26th September, 2023
A Manhattan Supreme court judge ruled Tuesday that former US President Donald Trump committed fraud for years while building the real estate empire that catapulted him to fame and the White House.
Judge Arthur Engoron, ruling in a civil lawsuit brought by New York’s attorney general, Letitia James found that the former president and his company deceived banks, insurers and others by massively overvaluing his assets and exaggerating his net worth on paperwork used in making deals and securing financing.
Engoron ordered that some of Trump’s business licences be rescinded as punishment, making it difficult or impossible for them to do business in New York.
He said he would continue to have an independent monitor oversee the Trump Organization’s operations.
Trump has long insisted he did nothing wrong.
The decision, days before the start of a non-jury trial in Attorney General Letitia James’ lawsuit, is the strongest repudiation yet of Trump’s carefully coiffed image as a wealthy and shrewd real estate mogul turned political powerhouse.
Beyond mere bragging about his riches, Trump, his company and key executives repeatedly lied about them on his annual financial statements, reaping rewards such as favorable loan terms and lower insurance premiums, Engoron found.
Those tactics crossed a line and violated the law, the judge said, rejecting Trump’s contention that a disclaimer on the financial statements absolved him of any wrongdoing.
“In defendants’ world: rent regulated apartments are worth the same as unregulated apartments; restricted land is worth the same as unrestricted land; restrictions can evaporate into thin air; a disclaimer by one party casting responsibility on another party exonerates the other party’s lies,” Engoron wrote in his 35-page ruling.
“That is a is a fantasy world, not the real world.”
Manhattan prosecutors had looked into bringing a criminal case over the same conduct but declined to do so, leaving James to sue Trump and seek penalties that could disrupt his and his family’s ability to do business in the state.

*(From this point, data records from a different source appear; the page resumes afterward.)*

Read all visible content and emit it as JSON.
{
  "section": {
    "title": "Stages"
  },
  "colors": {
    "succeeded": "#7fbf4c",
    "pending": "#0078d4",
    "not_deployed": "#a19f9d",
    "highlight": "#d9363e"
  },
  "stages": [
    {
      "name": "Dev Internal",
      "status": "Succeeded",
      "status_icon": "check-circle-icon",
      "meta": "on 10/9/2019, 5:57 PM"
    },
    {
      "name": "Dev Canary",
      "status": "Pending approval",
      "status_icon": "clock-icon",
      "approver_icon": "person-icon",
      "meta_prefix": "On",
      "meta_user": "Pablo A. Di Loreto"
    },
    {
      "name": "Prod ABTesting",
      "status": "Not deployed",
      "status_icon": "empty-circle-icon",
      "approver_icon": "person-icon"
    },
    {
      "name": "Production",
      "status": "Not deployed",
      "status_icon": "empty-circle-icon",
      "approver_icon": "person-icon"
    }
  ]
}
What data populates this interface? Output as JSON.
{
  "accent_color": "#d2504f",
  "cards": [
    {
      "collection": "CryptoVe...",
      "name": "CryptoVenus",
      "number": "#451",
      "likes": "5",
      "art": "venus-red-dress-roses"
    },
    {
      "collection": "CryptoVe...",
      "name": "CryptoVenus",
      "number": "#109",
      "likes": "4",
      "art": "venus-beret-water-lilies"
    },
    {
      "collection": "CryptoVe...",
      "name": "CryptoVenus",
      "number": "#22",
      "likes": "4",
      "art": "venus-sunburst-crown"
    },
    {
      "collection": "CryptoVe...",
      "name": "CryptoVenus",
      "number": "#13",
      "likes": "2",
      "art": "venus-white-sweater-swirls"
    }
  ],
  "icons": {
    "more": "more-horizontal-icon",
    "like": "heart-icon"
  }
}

Engoron’s ruling, in a phase of the case known as summary judgment, resolves the key claim in James’ lawsuit, but six others remain.
Engoron is slated to hold a non-jury trial starting Oct. 2 before deciding on those claims and any punishments he may impose.
James is seeking $250 million in penalties and a ban on Trump doing business in New York, his home state. The trial could last into December, Engoron has said.